In Stuttgart werden neue Wohnungen gebaut: Das ist in puncto Energieverbrauch meist eine gute Sache – das Problem ist, dass noch viele Altbauten energetisch saniert werden müssen Foto: dpa

Für das Energiekonzept gibt es bei den Stuttgarter Fraktionen gibt es eine breite Bereitschaft. Aber allen ist klar: Die Landeshauptstadt hat ehrgeizige Ziele und muss viel tun, um die Energiewende in den Großstädten mit Erfolg vorzuexerzieren.

Stuttgart - Beim ehrgeizigen Versuch, den Energieverbrauch in Stuttgart kräftig zu senken, ist OB Fritz Kuhn (Grüne) nicht allein. Wenn der Gemeinderat am Donnerstag über Kuhns Energiekonzept abstimmt, kann der OB mit großer Zustimmung rechnen.

Nach der Vorberatung am Dienstag im Umwelt- und Technik-Ausschuss gingen nur AfD-Stadtrat Eberhard Brett und Michael Conz (FDP) auf Distanz und enthielten sich. Brett meinte lapidar, die Maßnahmen seien nicht bezahlbar. Conz sprach von Aktivismus und hielt die angepeilten Aktivitäten auf dem Gebiet der Fernwärmeversorgung genauso wenig für sinnvoll wie die 2011 gegründeten Stadtwerke Stuttgart. Aber just denen ist die Hauptrolle bei der operativen Umsetzung der ehrgeizigen Ziele zugedacht.

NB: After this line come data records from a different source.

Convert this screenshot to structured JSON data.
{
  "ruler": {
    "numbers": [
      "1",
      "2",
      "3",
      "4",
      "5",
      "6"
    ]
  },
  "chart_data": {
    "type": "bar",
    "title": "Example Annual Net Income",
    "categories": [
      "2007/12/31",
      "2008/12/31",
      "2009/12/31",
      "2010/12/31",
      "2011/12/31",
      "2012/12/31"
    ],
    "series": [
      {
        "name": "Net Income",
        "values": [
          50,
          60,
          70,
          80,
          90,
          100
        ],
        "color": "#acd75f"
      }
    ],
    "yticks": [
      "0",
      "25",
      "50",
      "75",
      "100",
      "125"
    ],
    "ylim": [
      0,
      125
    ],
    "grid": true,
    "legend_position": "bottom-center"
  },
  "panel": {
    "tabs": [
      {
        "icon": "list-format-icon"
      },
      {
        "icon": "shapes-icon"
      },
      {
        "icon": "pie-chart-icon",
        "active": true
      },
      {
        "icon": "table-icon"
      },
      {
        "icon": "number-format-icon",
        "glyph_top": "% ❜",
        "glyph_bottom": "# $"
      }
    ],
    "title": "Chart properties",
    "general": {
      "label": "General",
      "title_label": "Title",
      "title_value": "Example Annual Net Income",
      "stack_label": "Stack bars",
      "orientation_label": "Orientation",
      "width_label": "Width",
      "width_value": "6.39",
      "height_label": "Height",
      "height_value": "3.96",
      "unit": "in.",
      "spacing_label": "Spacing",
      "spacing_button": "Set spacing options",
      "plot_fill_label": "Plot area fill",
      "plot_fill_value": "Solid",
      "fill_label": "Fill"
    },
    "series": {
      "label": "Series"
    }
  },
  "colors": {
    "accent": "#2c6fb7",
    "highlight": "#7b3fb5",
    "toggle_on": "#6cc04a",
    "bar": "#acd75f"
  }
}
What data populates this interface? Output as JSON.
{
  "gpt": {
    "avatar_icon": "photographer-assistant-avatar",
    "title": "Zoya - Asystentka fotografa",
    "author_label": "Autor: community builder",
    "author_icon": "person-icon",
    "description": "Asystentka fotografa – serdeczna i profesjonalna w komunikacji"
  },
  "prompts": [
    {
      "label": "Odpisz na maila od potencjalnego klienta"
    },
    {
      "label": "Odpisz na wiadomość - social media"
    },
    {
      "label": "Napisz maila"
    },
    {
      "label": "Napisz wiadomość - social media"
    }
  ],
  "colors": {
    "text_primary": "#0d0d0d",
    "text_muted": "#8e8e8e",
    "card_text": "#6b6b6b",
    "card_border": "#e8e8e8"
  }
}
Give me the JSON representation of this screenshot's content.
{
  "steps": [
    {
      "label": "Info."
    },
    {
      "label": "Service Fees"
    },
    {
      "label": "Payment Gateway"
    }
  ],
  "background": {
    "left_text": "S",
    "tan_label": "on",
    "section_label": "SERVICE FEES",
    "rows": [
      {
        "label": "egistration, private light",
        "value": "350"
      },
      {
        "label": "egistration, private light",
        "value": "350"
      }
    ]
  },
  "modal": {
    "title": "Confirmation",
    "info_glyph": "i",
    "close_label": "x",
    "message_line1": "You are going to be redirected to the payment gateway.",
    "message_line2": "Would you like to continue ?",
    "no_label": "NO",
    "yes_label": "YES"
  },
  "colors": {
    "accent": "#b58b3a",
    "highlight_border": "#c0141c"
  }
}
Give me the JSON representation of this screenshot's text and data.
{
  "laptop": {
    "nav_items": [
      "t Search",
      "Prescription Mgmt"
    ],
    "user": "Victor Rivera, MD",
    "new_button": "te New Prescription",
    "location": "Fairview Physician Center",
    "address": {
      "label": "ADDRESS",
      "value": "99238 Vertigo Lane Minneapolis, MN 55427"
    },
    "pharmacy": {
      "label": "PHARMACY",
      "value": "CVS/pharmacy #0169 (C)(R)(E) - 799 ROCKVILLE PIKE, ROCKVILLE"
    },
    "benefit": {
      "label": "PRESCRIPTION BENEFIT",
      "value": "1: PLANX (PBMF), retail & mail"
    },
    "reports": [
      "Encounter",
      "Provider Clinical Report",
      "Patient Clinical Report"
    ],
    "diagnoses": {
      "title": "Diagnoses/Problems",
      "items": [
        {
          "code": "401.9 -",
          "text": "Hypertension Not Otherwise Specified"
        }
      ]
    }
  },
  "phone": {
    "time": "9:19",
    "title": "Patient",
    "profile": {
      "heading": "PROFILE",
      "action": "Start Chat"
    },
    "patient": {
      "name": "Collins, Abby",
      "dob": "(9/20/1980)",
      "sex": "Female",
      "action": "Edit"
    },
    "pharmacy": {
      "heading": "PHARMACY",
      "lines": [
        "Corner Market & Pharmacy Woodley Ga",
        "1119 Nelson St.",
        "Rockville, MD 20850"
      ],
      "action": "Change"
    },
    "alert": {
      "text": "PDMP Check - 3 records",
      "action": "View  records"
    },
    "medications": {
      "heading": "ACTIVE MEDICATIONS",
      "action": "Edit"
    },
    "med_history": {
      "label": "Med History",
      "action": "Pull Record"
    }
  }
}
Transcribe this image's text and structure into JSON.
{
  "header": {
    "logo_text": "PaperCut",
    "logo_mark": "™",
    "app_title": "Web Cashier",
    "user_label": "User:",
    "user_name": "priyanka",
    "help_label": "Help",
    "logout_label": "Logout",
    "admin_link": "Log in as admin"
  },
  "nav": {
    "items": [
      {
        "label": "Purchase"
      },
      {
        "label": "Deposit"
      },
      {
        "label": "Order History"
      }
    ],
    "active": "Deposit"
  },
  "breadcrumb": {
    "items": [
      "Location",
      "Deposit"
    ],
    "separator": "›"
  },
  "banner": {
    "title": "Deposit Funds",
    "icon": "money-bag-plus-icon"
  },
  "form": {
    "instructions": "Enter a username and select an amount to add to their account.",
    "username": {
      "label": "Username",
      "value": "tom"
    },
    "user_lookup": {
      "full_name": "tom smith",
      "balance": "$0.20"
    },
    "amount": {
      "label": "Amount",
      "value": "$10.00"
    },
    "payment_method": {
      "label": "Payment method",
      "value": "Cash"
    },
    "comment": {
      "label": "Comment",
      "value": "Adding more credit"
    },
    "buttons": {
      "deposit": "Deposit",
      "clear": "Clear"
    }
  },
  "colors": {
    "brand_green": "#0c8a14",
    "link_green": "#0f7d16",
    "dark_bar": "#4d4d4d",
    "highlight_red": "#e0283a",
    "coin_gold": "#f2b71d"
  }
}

Energieverbrauch muss deutlich sinken

In dem Punkt war der ursprüngliche Entwurf auf Anregung des Gemeinderats sowie von Bürgern, Verbänden und Unternehmen noch einmal verändert worden.

In dem rund 100-seitigen Papier wird formuliert, wie die Energiewende in der Großstadt Stuttgart vollzogen werden soll, also die nachhaltige Energienutzung mit immer weniger Atom- und Kohlestrom. Bis 2020 soll Stuttgart im Vergleich zu 1990 den Energieeinsatz um 20 Prozent senken, den Verbrauch zu 20 Prozent aus erneuerbaren Energien bestreiten. Bis 2050 soll der Verbrauch von Primärenergie um 65 Prozent gesenkt sein. Dazu sind viele Handlungsfelder vorgesehen – unter anderem energetische Gebäudesanierungen, viel mehr Elektroautos, Blockheizkraftwerke zur Erzeugung von Strom und Wärme, Fotovoltaik, Biogasproduktion aus Abfällen und vieles mehr.

Kritik am Kooperationspartner EnBW

Alexander Kotz (CDU) zeigte sich zufrieden, weil er seine Forderung berücksichtigt sieht, bis 2020 nicht überall um 20 Prozent zu kappen, wenn es bei Verkehr, Wirtschaftsbetrieben und Heizungsanlagen nicht gehe. Wichtig sei, ob unterm Strich 20 Prozent erreicht würden. Björn Peterhoff (Grüne) sprach von einem wichtigen Schritt zur Umsetzung der Energiewende. Auch die Gegner, die Windräder im Stuttgarter Norden verhindert hatten, seien im Boot. Leider nehme beim Verkehr der Energieverbrauch noch zu. Hans H. Pfeifer (SPD) sieht in dem Konzept einen ersten Schritt. Man müsse die Stadtwerke zum Grundversorger der Stuttgarter Haushalte ausbauen.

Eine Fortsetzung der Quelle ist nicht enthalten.